Health Journalism Exhibits Both Improvement and Decline in Quality
Faced with dwindling resources, and a news cycle that never sleeps, today’s health journalists must meet a new challenge: provide complete, trustworthy content on health care issues with precision at the same breakneck speed with which the medical field innovates.
In an article published this year in the journal Health Communication, University of Florida College of Journalism and Communications researchers Kim Walsh-Childers, professor in the Department of Journalism, Jennifer Braddock, adjunct professor in Mass Communications, Cristina Rabaza, B.S. Medicine 2017, and Gary Schwitzer of the University of Minnesota set out to evaluate whether major news organizations have gotten better or worse at reporting on consumer health topics. This includes stories on treatments and tests, dietary changes and prescription drugs.
The researchers noted previous research that illustrates the modern reality for health journalism and its consumers. Though staffing cuts at news organizations can mean less experienced health journalists are asking fewer questions about benefits, costs and potential risks associated with medical interventions, the public still turns to news organizations for vital health information. These organizations not only affect the public’s knowledge of health issues, but their attitudes and behaviors toward medical tests, treatments, and diet.
“Given that some experts estimate that as much as 30 percent of all U.S. health care expenditures constitute overtreatment— the use of medical tests, products and services that are not medically beneficial to the patient— it is essential that news coverage provides accurate information about benefits, harms and costs of medical tests and treatments, as well as alternatives that might reduce or eliminate the need for treatment,” the researchers said in the study.
Usingthe award-winning website HealthNewsReview.org, the researchers assessed the completeness and usefulness of health coverage across 10 criteria for quality reporting, including “Does the story commit disease-mongering? Does the story compare the new approach with existing alternatives? and Does the story appear to rely solely or largely on a news release?”
The researchers studied nearly 2,000 of the site’s reviews between 2005 and 2013, and they found an evolution over time: on average, the stories reviewed between 2005 and 2010 met less than half the criteria but, by 2010 to 2013, the average story met nearly 70 percent of the criteria for quality reporting. They also found significant improvements over time in the quality of news stories related to diets, drugs, devices, surgery and other medical procedures. But they also found a decline in news stories that established the true novelty of a medical intervention, as well as no improvement over time in a news story’s ability to quantify the possible harms of a medical intervention.
The research team noted the progress made in some areas but stressed the need for even more improvement.
“It’s worth recognizing that improvements in meeting the criteria came during a period of enormous turmoil for news organizations, including dramatic declines in the number of dedicated health reporters,” they said. “Consumers now, more than ever, need to be able to rely on journalists for independent, balanced and complete information to use in making health decisions.”

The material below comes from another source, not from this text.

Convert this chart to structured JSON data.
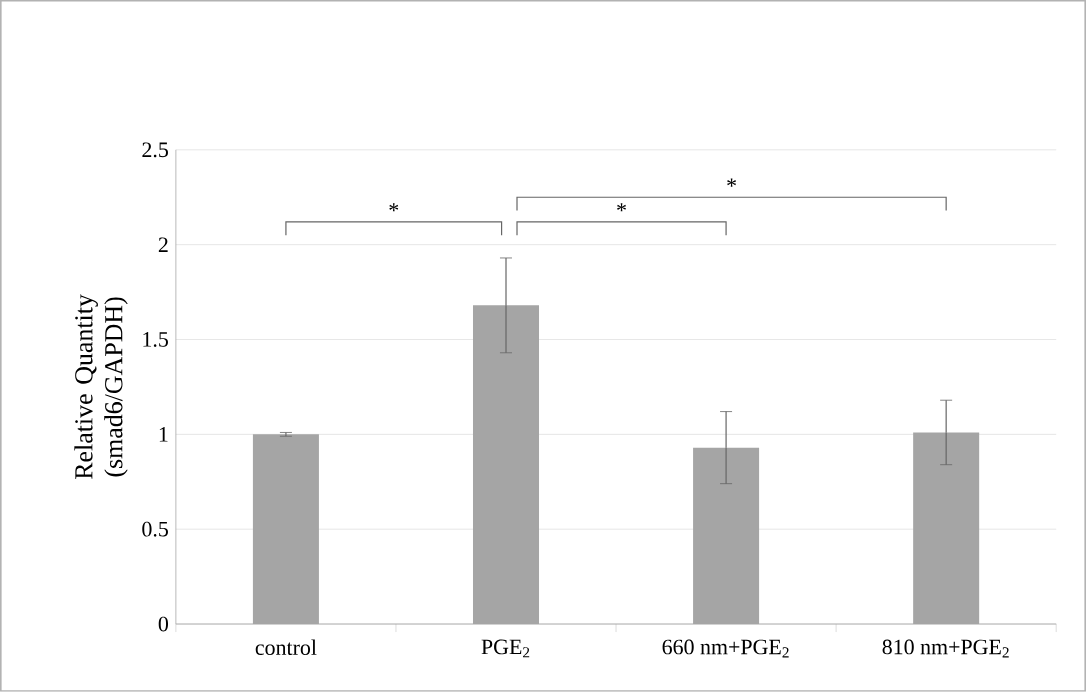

In order to achieve that progress, the research team recommends increased training for health journalists to learn an “evidence-based approach to news” as well as a rise in the quality of press releases issued by medical journals and academic research centers. Though they note the importance of the researcher in communicating about medicine, the onus remains on the journalist to share this information with the public.
“Journalists must take primary responsibility for ensuring that they ask the right questions and apply critical thinking to the claims made about any sort of medical intervention,” they said.